C’est dimanche, il fait beau mais we can’t have nice things. Au lieu de profiter du soleil en toute insouciance, on se retrouve encore et toujours à détricoter les fake news de l’extrême droite et à expliquer à toute la gauche paternaliste des différences sémantiques évidentes. Aujourd’hui encore, des afroféministes se font publiquement démolir par les élu·e·s et les personnalités français·es, juste parce qu’elles ont décidé de s’organiser et de créer elles-mêmes des initiatives qui leur sont dédiées. Dans le viseur cette fois-ci, le festival NYANSAPO du collectif MWASI.
Chez Simonæ, on est excédé·e·s mais on a décidé de rassembler le peu de patience qui nous reste pour défendre nos sœurs afroféministes et remettre les pendules à l’heure.

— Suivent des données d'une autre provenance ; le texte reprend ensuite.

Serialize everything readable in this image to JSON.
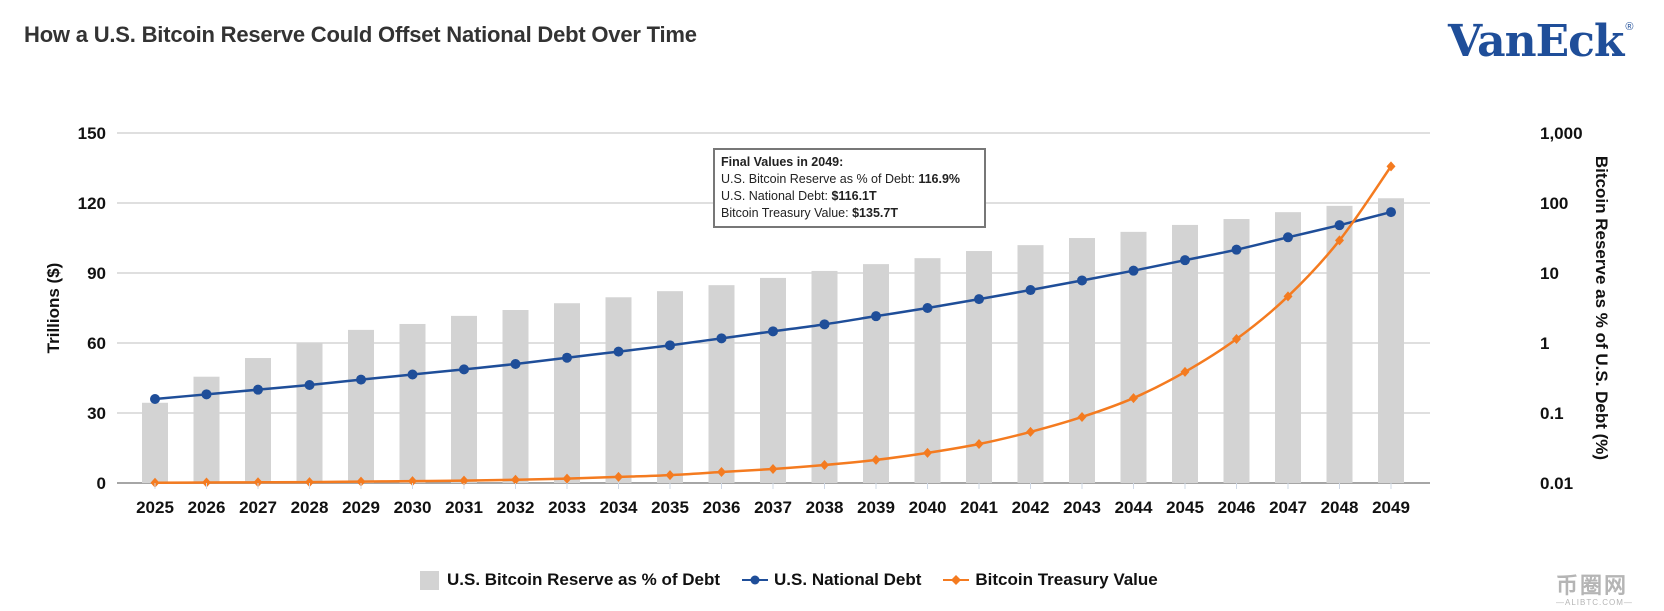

Le NYANSAPO Festival de MWASI c’est quoi ?

Le NYANSAPO Festival est une initiative du collectif MWASI, un collectif afroféministe qui a pour objectif de lutter pour les droits des femmes afro-descendantes.

Extrait du programme des ateliers du festival.

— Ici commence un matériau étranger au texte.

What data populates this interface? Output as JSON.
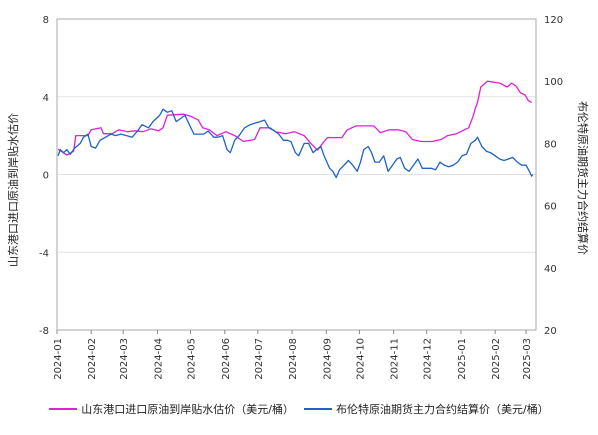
{
  "chart_data": {
    "type": "line",
    "x_ticks": [
      "2024-01",
      "2024-02",
      "2024-03",
      "2024-04",
      "2024-05",
      "2024-06",
      "2024-07",
      "2024-08",
      "2024-09",
      "2024-10",
      "2024-11",
      "2024-12",
      "2025-01",
      "2025-02",
      "2025-03"
    ],
    "ylabel_left": "山东港口进口原油到岸贴水估价",
    "ylabel_right": "布伦特原油期货主力合约结算价",
    "y_left": {
      "min": -8,
      "max": 8,
      "ticks": [
        "8",
        "4",
        "0",
        "-4",
        "-8"
      ]
    },
    "y_right": {
      "min": 20,
      "max": 120,
      "ticks": [
        "120",
        "100",
        "80",
        "60",
        "40",
        "20"
      ]
    },
    "grid": "horizontal",
    "legend_position": "bottom",
    "series": [
      {
        "name": "山东港口进口原油到岸贴水估价（美元/桶）",
        "axis": "left",
        "color": "#e020d8",
        "points": [
          [
            "2024-01-02",
            1.3
          ],
          [
            "2024-01-10",
            1.0
          ],
          [
            "2024-01-16",
            1.2
          ],
          [
            "2024-01-18",
            2.0
          ],
          [
            "2024-01-29",
            2.0
          ],
          [
            "2024-02-01",
            2.3
          ],
          [
            "2024-02-10",
            2.4
          ],
          [
            "2024-02-12",
            2.1
          ],
          [
            "2024-02-20",
            2.1
          ],
          [
            "2024-02-26",
            2.3
          ],
          [
            "2024-03-05",
            2.2
          ],
          [
            "2024-03-12",
            2.25
          ],
          [
            "2024-03-19",
            2.2
          ],
          [
            "2024-03-26",
            2.35
          ],
          [
            "2024-04-02",
            2.25
          ],
          [
            "2024-04-06",
            2.4
          ],
          [
            "2024-04-10",
            3.05
          ],
          [
            "2024-04-25",
            3.1
          ],
          [
            "2024-05-01",
            3.0
          ],
          [
            "2024-05-08",
            2.8
          ],
          [
            "2024-05-12",
            2.4
          ],
          [
            "2024-05-18",
            2.3
          ],
          [
            "2024-05-25",
            2.0
          ],
          [
            "2024-06-02",
            2.2
          ],
          [
            "2024-06-10",
            2.0
          ],
          [
            "2024-06-18",
            1.7
          ],
          [
            "2024-06-28",
            1.8
          ],
          [
            "2024-07-03",
            2.4
          ],
          [
            "2024-07-12",
            2.4
          ],
          [
            "2024-07-17",
            2.2
          ],
          [
            "2024-07-26",
            2.1
          ],
          [
            "2024-08-03",
            2.2
          ],
          [
            "2024-08-12",
            2.0
          ],
          [
            "2024-08-18",
            1.6
          ],
          [
            "2024-08-24",
            1.25
          ],
          [
            "2024-08-30",
            1.7
          ],
          [
            "2024-09-02",
            1.9
          ],
          [
            "2024-09-15",
            1.9
          ],
          [
            "2024-09-20",
            2.3
          ],
          [
            "2024-09-28",
            2.5
          ],
          [
            "2024-10-05",
            2.5
          ],
          [
            "2024-10-14",
            2.5
          ],
          [
            "2024-10-20",
            2.15
          ],
          [
            "2024-10-28",
            2.3
          ],
          [
            "2024-11-05",
            2.3
          ],
          [
            "2024-11-12",
            2.2
          ],
          [
            "2024-11-18",
            1.8
          ],
          [
            "2024-11-26",
            1.7
          ],
          [
            "2024-12-06",
            1.7
          ],
          [
            "2024-12-14",
            1.8
          ],
          [
            "2024-12-20",
            2.0
          ],
          [
            "2024-12-28",
            2.1
          ],
          [
            "2025-01-04",
            2.3
          ],
          [
            "2025-01-08",
            2.4
          ],
          [
            "2025-01-12",
            3.0
          ],
          [
            "2025-01-14",
            3.4
          ],
          [
            "2025-01-16",
            3.7
          ],
          [
            "2025-01-19",
            4.5
          ],
          [
            "2025-01-25",
            4.8
          ],
          [
            "2025-02-05",
            4.7
          ],
          [
            "2025-02-12",
            4.5
          ],
          [
            "2025-02-16",
            4.7
          ],
          [
            "2025-02-20",
            4.55
          ],
          [
            "2025-02-24",
            4.2
          ],
          [
            "2025-02-28",
            4.1
          ],
          [
            "2025-03-03",
            3.8
          ],
          [
            "2025-03-06",
            3.7
          ]
        ]
      },
      {
        "name": "布伦特原油期货主力合约结算价（美元/桶）",
        "axis": "right",
        "color": "#1f62c8",
        "points": [
          [
            "2024-01-02",
            76
          ],
          [
            "2024-01-04",
            78
          ],
          [
            "2024-01-07",
            77
          ],
          [
            "2024-01-10",
            78
          ],
          [
            "2024-01-13",
            76.5
          ],
          [
            "2024-01-17",
            78.5
          ],
          [
            "2024-01-22",
            80
          ],
          [
            "2024-01-25",
            82
          ],
          [
            "2024-01-29",
            83
          ],
          [
            "2024-02-01",
            79
          ],
          [
            "2024-02-05",
            78.5
          ],
          [
            "2024-02-09",
            81
          ],
          [
            "2024-02-14",
            82
          ],
          [
            "2024-02-19",
            83
          ],
          [
            "2024-02-23",
            82.5
          ],
          [
            "2024-02-28",
            83
          ],
          [
            "2024-03-04",
            82.5
          ],
          [
            "2024-03-09",
            82
          ],
          [
            "2024-03-14",
            84
          ],
          [
            "2024-03-18",
            86
          ],
          [
            "2024-03-24",
            85
          ],
          [
            "2024-03-28",
            87
          ],
          [
            "2024-04-03",
            89
          ],
          [
            "2024-04-06",
            91
          ],
          [
            "2024-04-10",
            90
          ],
          [
            "2024-04-14",
            90.5
          ],
          [
            "2024-04-18",
            87
          ],
          [
            "2024-04-22",
            88
          ],
          [
            "2024-04-26",
            89
          ],
          [
            "2024-04-30",
            86
          ],
          [
            "2024-05-04",
            83
          ],
          [
            "2024-05-08",
            83
          ],
          [
            "2024-05-13",
            83
          ],
          [
            "2024-05-17",
            84
          ],
          [
            "2024-05-22",
            82
          ],
          [
            "2024-05-26",
            82
          ],
          [
            "2024-05-30",
            82.5
          ],
          [
            "2024-06-03",
            78
          ],
          [
            "2024-06-06",
            77
          ],
          [
            "2024-06-10",
            81
          ],
          [
            "2024-06-14",
            82.5
          ],
          [
            "2024-06-19",
            85
          ],
          [
            "2024-06-24",
            86
          ],
          [
            "2024-06-28",
            86.5
          ],
          [
            "2024-07-03",
            87
          ],
          [
            "2024-07-07",
            87.5
          ],
          [
            "2024-07-11",
            85
          ],
          [
            "2024-07-16",
            84
          ],
          [
            "2024-07-20",
            83
          ],
          [
            "2024-07-24",
            81
          ],
          [
            "2024-07-28",
            81
          ],
          [
            "2024-07-31",
            80.5
          ],
          [
            "2024-08-04",
            77
          ],
          [
            "2024-08-07",
            76
          ],
          [
            "2024-08-12",
            80
          ],
          [
            "2024-08-16",
            80
          ],
          [
            "2024-08-20",
            77
          ],
          [
            "2024-08-23",
            78
          ],
          [
            "2024-08-27",
            79
          ],
          [
            "2024-08-30",
            76
          ],
          [
            "2024-09-04",
            72
          ],
          [
            "2024-09-07",
            71
          ],
          [
            "2024-09-10",
            69
          ],
          [
            "2024-09-13",
            71.5
          ],
          [
            "2024-09-17",
            73
          ],
          [
            "2024-09-21",
            74.5
          ],
          [
            "2024-09-25",
            73
          ],
          [
            "2024-09-29",
            71
          ],
          [
            "2024-10-02",
            74
          ],
          [
            "2024-10-05",
            78
          ],
          [
            "2024-10-09",
            79
          ],
          [
            "2024-10-12",
            77
          ],
          [
            "2024-10-15",
            74
          ],
          [
            "2024-10-19",
            74
          ],
          [
            "2024-10-23",
            76
          ],
          [
            "2024-10-27",
            71
          ],
          [
            "2024-10-31",
            73
          ],
          [
            "2024-11-04",
            75
          ],
          [
            "2024-11-07",
            75.5
          ],
          [
            "2024-11-11",
            72
          ],
          [
            "2024-11-15",
            71
          ],
          [
            "2024-11-19",
            73
          ],
          [
            "2024-11-23",
            75
          ],
          [
            "2024-11-27",
            72
          ],
          [
            "2024-12-01",
            72
          ],
          [
            "2024-12-05",
            72
          ],
          [
            "2024-12-09",
            71.5
          ],
          [
            "2024-12-13",
            74
          ],
          [
            "2024-12-17",
            73
          ],
          [
            "2024-12-21",
            72.5
          ],
          [
            "2024-12-25",
            73
          ],
          [
            "2024-12-29",
            74
          ],
          [
            "2025-01-02",
            76
          ],
          [
            "2025-01-06",
            76.5
          ],
          [
            "2025-01-10",
            80
          ],
          [
            "2025-01-14",
            81
          ],
          [
            "2025-01-16",
            82
          ],
          [
            "2025-01-20",
            79
          ],
          [
            "2025-01-24",
            77.5
          ],
          [
            "2025-01-28",
            77
          ],
          [
            "2025-02-01",
            76
          ],
          [
            "2025-02-05",
            75
          ],
          [
            "2025-02-09",
            74.5
          ],
          [
            "2025-02-13",
            75
          ],
          [
            "2025-02-17",
            75.5
          ],
          [
            "2025-02-21",
            74
          ],
          [
            "2025-02-25",
            73
          ],
          [
            "2025-03-01",
            73
          ],
          [
            "2025-03-04",
            71
          ],
          [
            "2025-03-06",
            69.5
          ],
          [
            "2025-03-07",
            70
          ]
        ]
      }
    ]
  }
}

Grâce au NYANSAPO Festival, les afroféministes de toute l’Europe et tout·e·s celleux sensibles à leur cause vont pouvoir se rejoindre, débattre et s’organiser autour des difficultés et obstacles que rencontrent spécifiquement les femmes noires (racisme, sexisme, mysogynoir, négrophobie). Si le festival est ouvert à tou·te·s quelque soit le genre et la couleur de peau, de nombreux ateliers seront néanmoins proposés en non-mixité pour que les concerné·e·s puissent échanger sur leur vécu sans entraves. La plupart de ces ateliers seront en non-mixité femmes noires (80% du temps), quelques autres fois en non-mixité femmes, ou en non-mixité personnes noires, ou encore en non-mixité personnes ou femmes racisées (comme expliqué par la légende ci-dessous du programme du festival).

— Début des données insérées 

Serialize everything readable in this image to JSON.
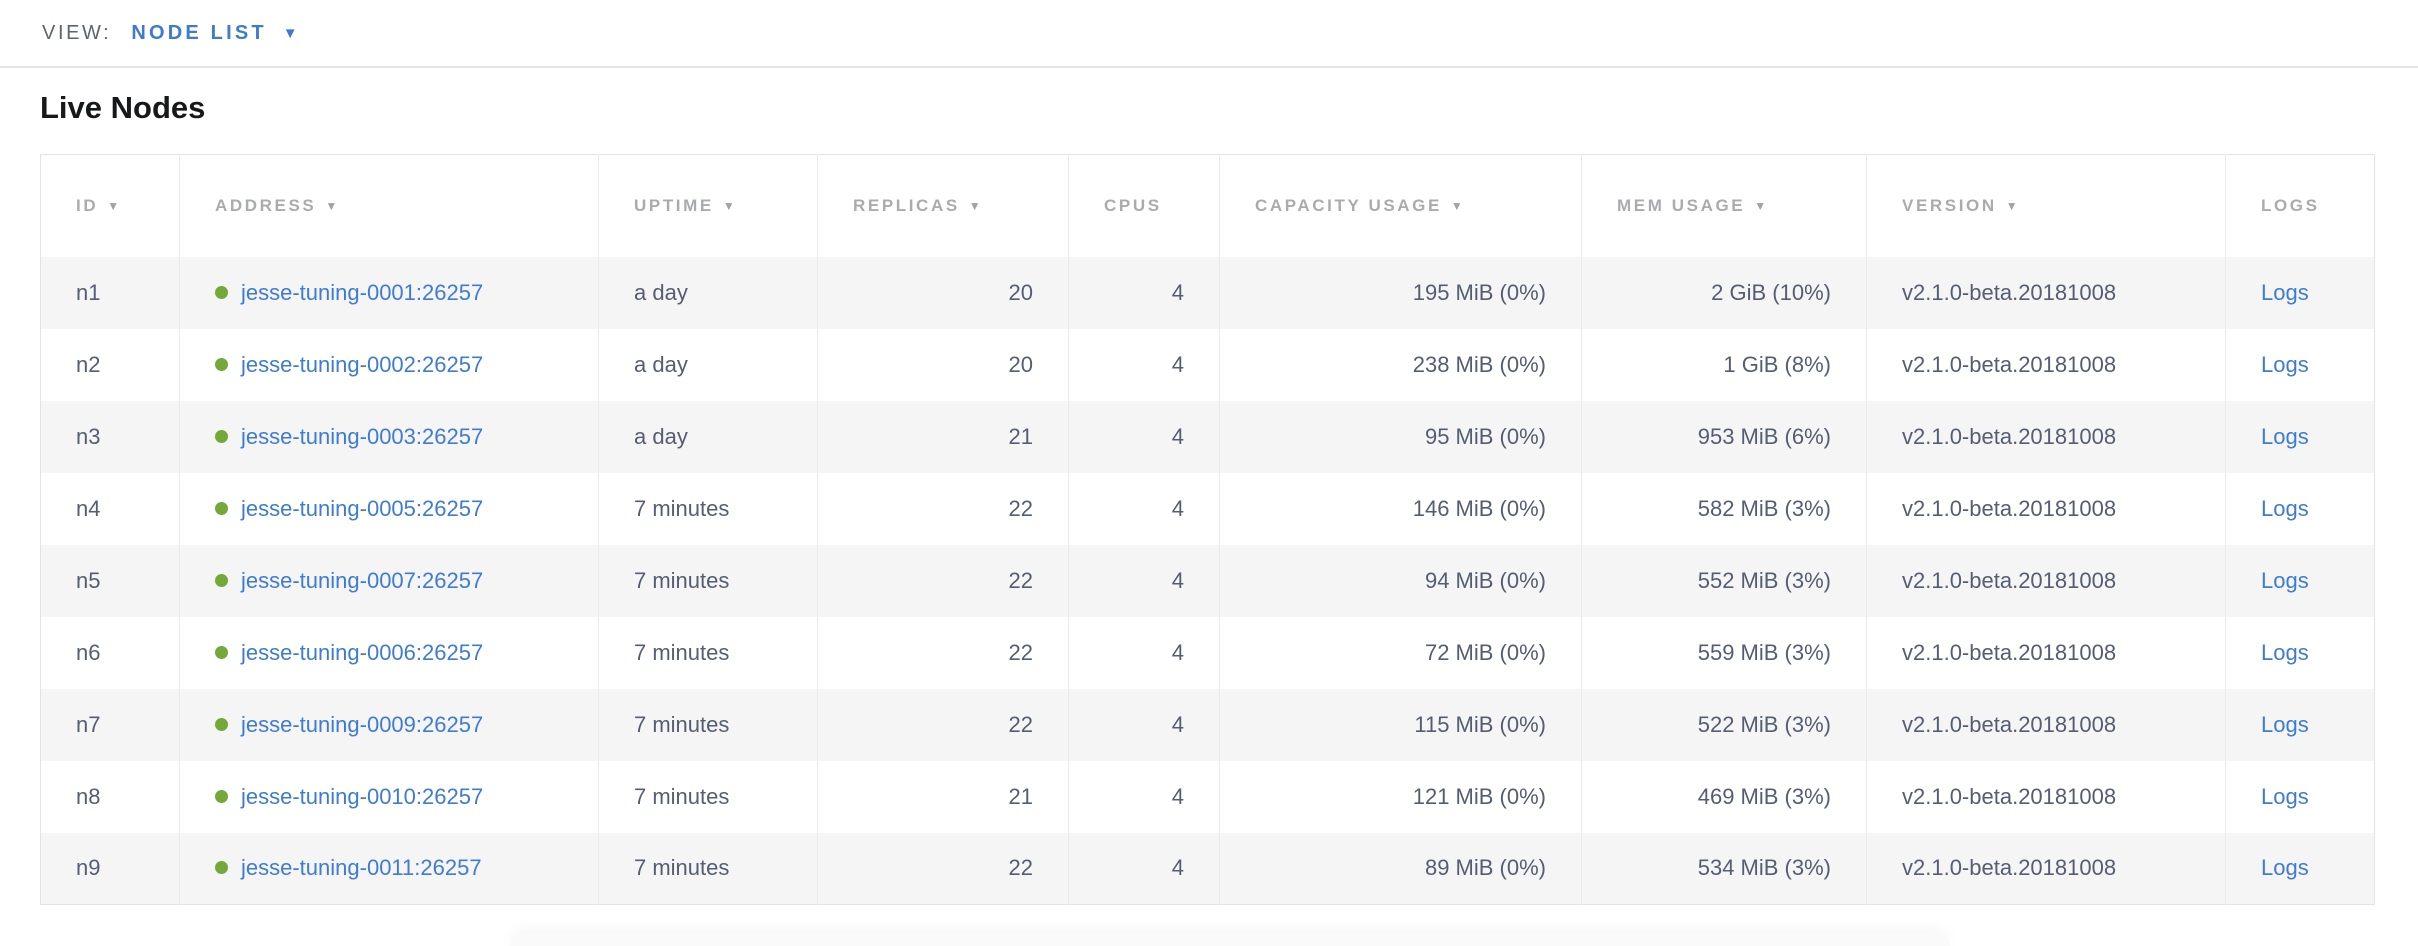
{
  "view_bar": {
    "label": "VIEW:",
    "selected": "NODE LIST"
  },
  "page": {
    "title": "Live Nodes"
  },
  "colors": {
    "accent_blue": "#3e7bd3",
    "live_dot_green": "#73a938",
    "header_gray": "#a9abaf",
    "cell_text": "#545e71",
    "row_stripe": "#f5f5f6"
  },
  "table": {
    "columns": [
      {
        "key": "id",
        "label": "ID",
        "sortable": true,
        "align": "left"
      },
      {
        "key": "address",
        "label": "ADDRESS",
        "sortable": true,
        "align": "left"
      },
      {
        "key": "uptime",
        "label": "UPTIME",
        "sortable": true,
        "align": "left"
      },
      {
        "key": "replicas",
        "label": "REPLICAS",
        "sortable": true,
        "align": "right"
      },
      {
        "key": "cpus",
        "label": "CPUS",
        "sortable": false,
        "align": "right"
      },
      {
        "key": "capacity",
        "label": "CAPACITY USAGE",
        "sortable": true,
        "align": "right"
      },
      {
        "key": "mem",
        "label": "MEM USAGE",
        "sortable": true,
        "align": "right"
      },
      {
        "key": "version",
        "label": "VERSION",
        "sortable": true,
        "align": "left"
      },
      {
        "key": "logs",
        "label": "LOGS",
        "sortable": false,
        "align": "left"
      }
    ],
    "logs_link_label": "Logs",
    "rows": [
      {
        "id": "n1",
        "status": "live",
        "address": "jesse-tuning-0001:26257",
        "uptime": "a day",
        "replicas": "20",
        "cpus": "4",
        "capacity": "195 MiB (0%)",
        "mem": "2 GiB (10%)",
        "version": "v2.1.0-beta.20181008"
      },
      {
        "id": "n2",
        "status": "live",
        "address": "jesse-tuning-0002:26257",
        "uptime": "a day",
        "replicas": "20",
        "cpus": "4",
        "capacity": "238 MiB (0%)",
        "mem": "1 GiB (8%)",
        "version": "v2.1.0-beta.20181008"
      },
      {
        "id": "n3",
        "status": "live",
        "address": "jesse-tuning-0003:26257",
        "uptime": "a day",
        "replicas": "21",
        "cpus": "4",
        "capacity": "95 MiB (0%)",
        "mem": "953 MiB (6%)",
        "version": "v2.1.0-beta.20181008"
      },
      {
        "id": "n4",
        "status": "live",
        "address": "jesse-tuning-0005:26257",
        "uptime": "7 minutes",
        "replicas": "22",
        "cpus": "4",
        "capacity": "146 MiB (0%)",
        "mem": "582 MiB (3%)",
        "version": "v2.1.0-beta.20181008"
      },
      {
        "id": "n5",
        "status": "live",
        "address": "jesse-tuning-0007:26257",
        "uptime": "7 minutes",
        "replicas": "22",
        "cpus": "4",
        "capacity": "94 MiB (0%)",
        "mem": "552 MiB (3%)",
        "version": "v2.1.0-beta.20181008"
      },
      {
        "id": "n6",
        "status": "live",
        "address": "jesse-tuning-0006:26257",
        "uptime": "7 minutes",
        "replicas": "22",
        "cpus": "4",
        "capacity": "72 MiB (0%)",
        "mem": "559 MiB (3%)",
        "version": "v2.1.0-beta.20181008"
      },
      {
        "id": "n7",
        "status": "live",
        "address": "jesse-tuning-0009:26257",
        "uptime": "7 minutes",
        "replicas": "22",
        "cpus": "4",
        "capacity": "115 MiB (0%)",
        "mem": "522 MiB (3%)",
        "version": "v2.1.0-beta.20181008"
      },
      {
        "id": "n8",
        "status": "live",
        "address": "jesse-tuning-0010:26257",
        "uptime": "7 minutes",
        "replicas": "21",
        "cpus": "4",
        "capacity": "121 MiB (0%)",
        "mem": "469 MiB (3%)",
        "version": "v2.1.0-beta.20181008"
      },
      {
        "id": "n9",
        "status": "live",
        "address": "jesse-tuning-0011:26257",
        "uptime": "7 minutes",
        "replicas": "22",
        "cpus": "4",
        "capacity": "89 MiB (0%)",
        "mem": "534 MiB (3%)",
        "version": "v2.1.0-beta.20181008"
      }
    ]
  }
}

Organisation des espaces du festival.

La non-mixité reste ainsi partielle et ses limites diffèrent selon les thématiques abordées. Cette non-mixité est donc réfléchie et est un des moyens (parmi d’autres) du festival pour libérer la parole des concerné·e·s (et principalement ici des femmes noires). Ce festival ne vise donc pas à « exclure les blancs » puisque tout le monde peut venir et participer à ce festival, et la non-mixité des ateliers ne vise pas exclusivement les « blancs ».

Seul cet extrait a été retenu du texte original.